The Australian Greens have put forward a plan to incentivise the adoption if electric vehicles and phase-out petrol & diesel cars by the end of 2030.
The proposal would put an end to the sale of fossil fuel vehicles by the end of 2030, while imposing a four-year 17% tax on luxury petrol and diesel cars. It would also cut tariffs and charges on new electric or zero-emissions vehicles, helping electric cars to match the price of conventional motors. The Greens also wish to adopt a mandatory fuel efficiency standard of 105g of CO2 a kilometer by 2022 – three years earlier than the Australian government is currently considering.
The ‘luxury’ tax would apply to petrol & diesel cars with a purchase price exceeding $65,000. This would be in addition to the 33% luxury vehicle tax that is already in place, and it’s hoped that the extra taxes would generate $500m a year over a limited four-year run – enough to build 3,000 electric car charging stations.
Gail Broadbent, a University of New South Wales (UNSW) researcher who specialises in electric vehicles, says that the plan is workable and would increase Australia’s sluggish adoption of electric vehicles – noting that there should be exceptions for remote communities who are unlikely to have access to charging stations.
“There is no incentive for vehicle manufacturers to bring them into the country so we just get fobbed off the old vehicles… Electric vehicles are cheaper to maintain so there’s no incentive for manufacturers to bring them here if the policy settings do not shift.”
There is no incentive for vehicle manufacturers to bring [electric vehicles] into the country so we just get fobbed off the old vehicles.

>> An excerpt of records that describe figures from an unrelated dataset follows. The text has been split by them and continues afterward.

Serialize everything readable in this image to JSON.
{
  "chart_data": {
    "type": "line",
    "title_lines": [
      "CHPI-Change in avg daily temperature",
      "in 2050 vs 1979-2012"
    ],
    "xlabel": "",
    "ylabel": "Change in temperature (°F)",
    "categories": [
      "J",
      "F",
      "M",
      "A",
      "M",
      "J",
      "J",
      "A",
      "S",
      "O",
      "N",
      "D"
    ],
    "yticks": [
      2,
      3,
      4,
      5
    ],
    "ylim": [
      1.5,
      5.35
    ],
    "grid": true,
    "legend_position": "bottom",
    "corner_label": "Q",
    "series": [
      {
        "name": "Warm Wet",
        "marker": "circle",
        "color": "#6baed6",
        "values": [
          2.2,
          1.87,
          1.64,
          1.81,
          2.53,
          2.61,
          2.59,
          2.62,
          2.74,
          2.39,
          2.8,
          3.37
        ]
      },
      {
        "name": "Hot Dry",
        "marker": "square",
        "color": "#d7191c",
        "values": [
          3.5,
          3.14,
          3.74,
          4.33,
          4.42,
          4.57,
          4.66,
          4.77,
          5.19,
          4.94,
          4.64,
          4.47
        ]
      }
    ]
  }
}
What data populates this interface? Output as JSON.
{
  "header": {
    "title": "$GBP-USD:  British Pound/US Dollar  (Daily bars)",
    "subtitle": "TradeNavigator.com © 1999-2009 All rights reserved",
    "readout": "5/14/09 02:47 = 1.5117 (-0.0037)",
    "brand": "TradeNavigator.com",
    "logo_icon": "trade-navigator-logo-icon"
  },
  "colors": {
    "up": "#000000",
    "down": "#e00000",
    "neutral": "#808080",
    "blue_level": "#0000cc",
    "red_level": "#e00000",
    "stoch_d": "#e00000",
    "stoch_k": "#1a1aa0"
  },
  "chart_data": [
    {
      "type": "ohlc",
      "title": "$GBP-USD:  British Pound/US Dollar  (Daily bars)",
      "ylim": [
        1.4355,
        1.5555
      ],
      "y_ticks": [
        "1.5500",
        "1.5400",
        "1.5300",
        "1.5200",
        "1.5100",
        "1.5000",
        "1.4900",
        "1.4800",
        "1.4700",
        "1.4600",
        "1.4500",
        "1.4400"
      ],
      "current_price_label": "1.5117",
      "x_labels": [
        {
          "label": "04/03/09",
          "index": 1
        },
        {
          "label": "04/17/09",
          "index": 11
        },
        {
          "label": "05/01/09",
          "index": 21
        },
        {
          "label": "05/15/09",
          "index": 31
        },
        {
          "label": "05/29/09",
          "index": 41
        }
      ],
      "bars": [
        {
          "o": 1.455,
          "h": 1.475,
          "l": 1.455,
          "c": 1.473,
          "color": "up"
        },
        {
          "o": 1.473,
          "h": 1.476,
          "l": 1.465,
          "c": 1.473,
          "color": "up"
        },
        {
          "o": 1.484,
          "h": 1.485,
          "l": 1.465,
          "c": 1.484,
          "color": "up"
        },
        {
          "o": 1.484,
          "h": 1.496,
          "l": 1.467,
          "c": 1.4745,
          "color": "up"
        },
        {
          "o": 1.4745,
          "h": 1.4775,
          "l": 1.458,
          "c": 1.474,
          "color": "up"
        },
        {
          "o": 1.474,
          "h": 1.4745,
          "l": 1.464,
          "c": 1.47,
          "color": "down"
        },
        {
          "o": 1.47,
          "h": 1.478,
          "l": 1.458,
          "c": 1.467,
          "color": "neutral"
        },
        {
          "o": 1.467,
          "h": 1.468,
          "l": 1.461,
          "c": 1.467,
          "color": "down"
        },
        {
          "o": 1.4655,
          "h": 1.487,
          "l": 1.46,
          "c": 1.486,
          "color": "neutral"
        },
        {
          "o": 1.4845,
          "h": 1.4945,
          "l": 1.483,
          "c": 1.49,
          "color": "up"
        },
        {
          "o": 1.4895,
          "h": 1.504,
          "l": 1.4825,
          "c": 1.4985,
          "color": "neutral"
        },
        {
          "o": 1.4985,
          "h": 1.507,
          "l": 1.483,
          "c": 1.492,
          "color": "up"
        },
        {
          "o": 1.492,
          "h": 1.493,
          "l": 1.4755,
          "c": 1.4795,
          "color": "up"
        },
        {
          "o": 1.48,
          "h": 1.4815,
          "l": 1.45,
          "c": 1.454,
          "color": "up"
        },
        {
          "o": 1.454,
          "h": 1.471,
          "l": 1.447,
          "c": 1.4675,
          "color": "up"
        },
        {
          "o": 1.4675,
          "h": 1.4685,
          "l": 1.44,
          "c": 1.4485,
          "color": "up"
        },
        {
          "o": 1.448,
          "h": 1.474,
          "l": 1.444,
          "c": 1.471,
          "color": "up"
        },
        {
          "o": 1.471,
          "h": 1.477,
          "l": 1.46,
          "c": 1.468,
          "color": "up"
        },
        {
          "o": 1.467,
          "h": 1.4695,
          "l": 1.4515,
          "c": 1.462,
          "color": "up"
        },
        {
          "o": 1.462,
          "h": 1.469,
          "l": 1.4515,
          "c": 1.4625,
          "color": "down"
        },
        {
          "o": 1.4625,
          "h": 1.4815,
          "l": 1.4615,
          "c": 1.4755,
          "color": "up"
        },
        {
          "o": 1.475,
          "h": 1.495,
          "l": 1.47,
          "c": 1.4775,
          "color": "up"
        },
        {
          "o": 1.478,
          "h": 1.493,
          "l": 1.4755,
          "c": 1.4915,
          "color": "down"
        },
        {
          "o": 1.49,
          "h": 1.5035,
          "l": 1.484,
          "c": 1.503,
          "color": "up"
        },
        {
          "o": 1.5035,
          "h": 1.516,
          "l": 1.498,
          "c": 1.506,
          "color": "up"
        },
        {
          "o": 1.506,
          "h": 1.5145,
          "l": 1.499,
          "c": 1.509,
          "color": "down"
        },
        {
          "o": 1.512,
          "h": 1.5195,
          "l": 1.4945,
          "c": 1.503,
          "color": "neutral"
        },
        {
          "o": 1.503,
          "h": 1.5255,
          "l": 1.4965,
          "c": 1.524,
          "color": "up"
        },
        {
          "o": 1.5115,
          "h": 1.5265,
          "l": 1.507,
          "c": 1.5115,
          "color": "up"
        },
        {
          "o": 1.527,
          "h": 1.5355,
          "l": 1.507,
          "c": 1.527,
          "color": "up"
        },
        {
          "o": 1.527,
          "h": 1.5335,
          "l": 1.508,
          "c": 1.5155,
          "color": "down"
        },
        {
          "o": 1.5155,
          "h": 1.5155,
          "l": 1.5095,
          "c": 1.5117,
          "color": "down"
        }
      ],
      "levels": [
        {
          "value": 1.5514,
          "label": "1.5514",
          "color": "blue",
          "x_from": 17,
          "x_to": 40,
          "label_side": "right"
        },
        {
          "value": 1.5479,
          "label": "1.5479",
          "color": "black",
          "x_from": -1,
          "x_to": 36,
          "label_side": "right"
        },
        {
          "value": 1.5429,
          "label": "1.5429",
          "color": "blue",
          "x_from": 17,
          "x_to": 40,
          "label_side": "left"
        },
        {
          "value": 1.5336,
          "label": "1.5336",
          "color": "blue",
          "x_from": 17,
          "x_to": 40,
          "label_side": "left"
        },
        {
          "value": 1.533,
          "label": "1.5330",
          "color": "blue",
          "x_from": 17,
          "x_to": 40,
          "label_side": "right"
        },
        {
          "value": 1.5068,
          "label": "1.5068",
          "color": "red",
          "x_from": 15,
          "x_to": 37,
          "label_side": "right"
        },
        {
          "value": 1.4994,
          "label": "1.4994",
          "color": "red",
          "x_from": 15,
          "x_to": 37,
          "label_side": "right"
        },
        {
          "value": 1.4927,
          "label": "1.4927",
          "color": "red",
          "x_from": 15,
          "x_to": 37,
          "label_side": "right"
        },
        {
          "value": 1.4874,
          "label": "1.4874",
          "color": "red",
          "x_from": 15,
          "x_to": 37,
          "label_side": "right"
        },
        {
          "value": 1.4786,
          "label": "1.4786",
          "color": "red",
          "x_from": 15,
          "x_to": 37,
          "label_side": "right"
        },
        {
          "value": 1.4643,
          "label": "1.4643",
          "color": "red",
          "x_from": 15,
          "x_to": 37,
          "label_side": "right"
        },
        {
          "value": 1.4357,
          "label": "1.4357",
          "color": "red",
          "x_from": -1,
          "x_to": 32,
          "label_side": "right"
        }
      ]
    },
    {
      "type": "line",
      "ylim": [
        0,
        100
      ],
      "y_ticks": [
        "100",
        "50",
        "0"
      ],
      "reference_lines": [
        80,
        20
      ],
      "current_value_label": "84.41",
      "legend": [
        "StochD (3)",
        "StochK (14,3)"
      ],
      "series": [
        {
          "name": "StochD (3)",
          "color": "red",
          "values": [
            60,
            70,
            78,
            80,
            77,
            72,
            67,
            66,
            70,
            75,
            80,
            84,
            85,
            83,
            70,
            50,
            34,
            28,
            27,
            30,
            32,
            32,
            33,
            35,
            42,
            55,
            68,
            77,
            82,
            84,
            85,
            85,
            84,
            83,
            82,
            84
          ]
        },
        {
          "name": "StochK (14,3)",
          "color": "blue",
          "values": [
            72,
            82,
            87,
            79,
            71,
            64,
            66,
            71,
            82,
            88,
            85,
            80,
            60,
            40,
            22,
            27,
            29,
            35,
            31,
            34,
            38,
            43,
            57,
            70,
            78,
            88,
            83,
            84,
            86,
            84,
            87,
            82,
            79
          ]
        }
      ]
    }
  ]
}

At present, electric cars make up just 0.1% of new car sales in Australia, compared with a whopping 20% in Norway and the Netherlands – both of those countries have introduced targets to phase out fossil fuel cars by 2025 and 2030 respectively. For one the world’s largest countries (by land area), Australia also has a tiny number of public charging stations – just 476. Research from UNSW points this out as one of the biggest hurdles to the public fully embracing electric cars.